Ma che cos’è questo sovrappiù di umanità?
Danilo Dolci. Consiste nel suo stile educativo maieutico-reciproco capace di favorire nei più deboli la presa di coscienza del bisogno, la conoscenza delle cause e infine la scoperta delle risorse per affrontarlo. Egli rappresenta un modello valido per colui che, educatore sociale, si trovi ad organizzare il proprio lavoro nei termini della relazione d’aiuto.
Renata Fonte. È rintracciabile nel movente dell’impegno civile in difesa del bene comune, lo stesso che anima l’azione del cittadino e volontario che si trovi ad affrontare e rispondere alle cause strutturali della disuguaglianza investendo il proprio tempo per rendere un bene e/o un servizio comune, universalmente accessibile.
Adriano Olivetti. È riscontrabile nella sfida di responsabilizzare il lavoro d’impresa – al di là di esperienze discontinue di CSR – nei confronti del contesto in cui viene esercitato. La sua esperienza mostra come il sistema complesso di un’azienda non possa considerarsi funzionale senza il riconoscimento del rapporto biunivoco che lo lega all’ambiente sociale, politico, culturale, urbanistico e architettonico circostante.
Don Lorenzo Milani. La sua esperienza si riconosce nell’impresa sociale della formazione e nella necessità che essa sia pensata in stretta e leale cooperazione col mondo del lavoro. Ne sanno qualcosa le realtà aderenti al Servizio Civile Nazionale, un’opportunità di avviamento al lavoro e di sviluppo della cultura di cittadinanza attiva dedicata ai giovani e che, in caso di successo pieno, coronerebbe la sfida di civiltà lanciatà negli anni Sessanta dal priore di Barbiana con l’obiezione di coscienza al servizio militare di leva obbligatorio.
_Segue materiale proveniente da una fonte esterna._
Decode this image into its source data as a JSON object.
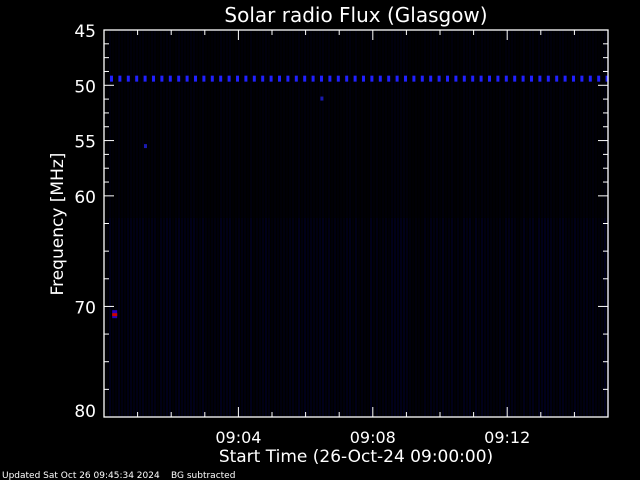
{
  "chart_data": {
    "type": "heatmap",
    "title": "Solar radio Flux (Glasgow)",
    "xlabel": "Start Time (26-Oct-24 09:00:00)",
    "ylabel": "Frequency [MHz]",
    "x_range": [
      "09:00",
      "09:15"
    ],
    "x_ticks": [
      "09:04",
      "09:08",
      "09:12"
    ],
    "y_range": [
      45,
      80
    ],
    "y_inverted": true,
    "y_ticks": [
      45,
      50,
      55,
      60,
      70,
      80
    ],
    "colormap": "black-blue-red",
    "grid": false,
    "features": [
      {
        "label": "persistent interference band",
        "frequency_mhz": 49.4,
        "time_range": [
          "09:00",
          "09:15"
        ]
      },
      {
        "label": "bright spot",
        "frequency_mhz": 70.7,
        "time": "09:00:20"
      },
      {
        "label": "spot",
        "frequency_mhz": 51.2,
        "time": "09:06:30"
      },
      {
        "label": "spot",
        "frequency_mhz": 55.5,
        "time": "09:01:15"
      }
    ]
  },
  "footer": {
    "updated": "Updated Sat Oct 26 09:45:34 2024",
    "bg_note": "BG subtracted"
  },
  "colors": {
    "background": "#000000",
    "axis": "#ffffff",
    "signal": "#2020ff",
    "peak": "#cc0000"
  }
}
Franco Basaglia. Nella sua vicenda è riscontrabile infine nell’impresa di innovazione sociale meglio riuscita sul territorio italiano. La liberazione dei pazienti dalle istituzioni manicomiali e la loro e delle loro famiglie successiva riorganizzazione all’interno di servizi di cura autonomamente gestiti rappresenta un caso manualistico di impresa sociale: dentro c’è tutto. Vi si riconosce l’impegno a far emergere diritti umani, sociali e civili prima disconosciuti, l’organizzazione di strutture in grado di difenderli, tutelarli e quindi promuoverli, infine il loro riconoscimento giurico e degli enti preposti a gestirli attraverso la Legge 180/78, “Legge Basaglia”, la Legge 266/91 sul Volontariato e la Legge 381/91 sulla cooperazione sociale.